MALAT1 modulates granulosa cells ferroptosis and apoptosis through PAK2 upregulation in polycystic ovary syndrome

Polycystic ovary syndrome (PCOS) is a complicated endocrinological disorder. We investigated the ferroptosis-regulated role of MALAT1 and its potential modulatory mechanisms in granulosa cells (GCs). Reverse transcripton quantitative polymerase chain reaction (RT-qPCR) was used to measure the relative expression of MALAT1/miR-155-5p/PAK2 in KGN cells after transfection. Online bioinformatic analysis was performed to predict the interactions between MALAT1/PAK2 and miR-155-5p. Dual luciferase assays were performed for relative luciferase activity in cell groups co-transfected with the pmiRGLO plasmids containing wild type (wt) or mutant type (mt) of MALAT1 (MALAT1-wt, MALAT1-mt), siRNA targeting MALAT1(si-MALAT1) miR-155-5p inhibitor or their control was transfected into KGN cells using Lipofectamine 2000. After 48 h, the transfected cells were collected for the following experiments.

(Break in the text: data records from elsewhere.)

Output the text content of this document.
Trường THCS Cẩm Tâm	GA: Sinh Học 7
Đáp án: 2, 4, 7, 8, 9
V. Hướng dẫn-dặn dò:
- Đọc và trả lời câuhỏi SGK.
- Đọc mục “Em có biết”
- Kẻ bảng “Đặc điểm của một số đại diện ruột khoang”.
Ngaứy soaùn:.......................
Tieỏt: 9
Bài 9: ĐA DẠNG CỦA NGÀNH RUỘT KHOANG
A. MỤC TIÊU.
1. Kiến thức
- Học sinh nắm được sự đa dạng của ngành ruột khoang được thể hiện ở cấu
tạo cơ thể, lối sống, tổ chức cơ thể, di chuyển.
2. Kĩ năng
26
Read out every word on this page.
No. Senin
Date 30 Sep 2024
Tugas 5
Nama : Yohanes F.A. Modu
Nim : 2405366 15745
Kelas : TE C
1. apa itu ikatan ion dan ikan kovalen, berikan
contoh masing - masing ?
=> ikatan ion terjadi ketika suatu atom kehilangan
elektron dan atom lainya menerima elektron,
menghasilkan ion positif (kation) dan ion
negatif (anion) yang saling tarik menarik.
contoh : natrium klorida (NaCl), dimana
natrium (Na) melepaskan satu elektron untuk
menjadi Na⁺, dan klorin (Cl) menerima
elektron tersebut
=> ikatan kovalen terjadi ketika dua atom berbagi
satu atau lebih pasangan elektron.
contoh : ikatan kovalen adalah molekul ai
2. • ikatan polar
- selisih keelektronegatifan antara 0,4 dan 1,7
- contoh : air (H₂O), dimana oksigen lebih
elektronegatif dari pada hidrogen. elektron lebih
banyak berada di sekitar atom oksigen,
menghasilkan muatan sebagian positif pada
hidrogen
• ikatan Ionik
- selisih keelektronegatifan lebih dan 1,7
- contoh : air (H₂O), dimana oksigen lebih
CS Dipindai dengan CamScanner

Cell viability and apoptosis were measured using Cell Counting Kit-8 (CCK-8) and flow cytometry. Malondialdehyde (MDA) level and reduced glutathione (GSH) / oxidized glutathione disulfide (GSSG) ratio were detected using commercial kits. Western blot was used to measure the relative protein changes in PAK2, SLC7A11 and GPX4. Knockdown of MALAT1 decreased cell viability, increased apoptosis and ferroptosis, which was reversed by miR-155-5p inhibition. MALAT1 downregulation inhibited PAK2, while miR-155-5p inhibition activated PAK2. The increase of relative luciferase activity in cells transfected with MALAT1-wt or PAK2-wt and miR-155-5p inhibitor suggests the bindings between miR-155-5p and MALAT1 or PAK2. This study revealed a novel ferroptosis-modulated role of MALAT1 in PCOS in vitro via interactions with miR-155-5p/PAK2. Further in vivo and clinical studies are needed to validate these in vitro findings and fully assess the therapeutic potential of MALAT1 in PCOS.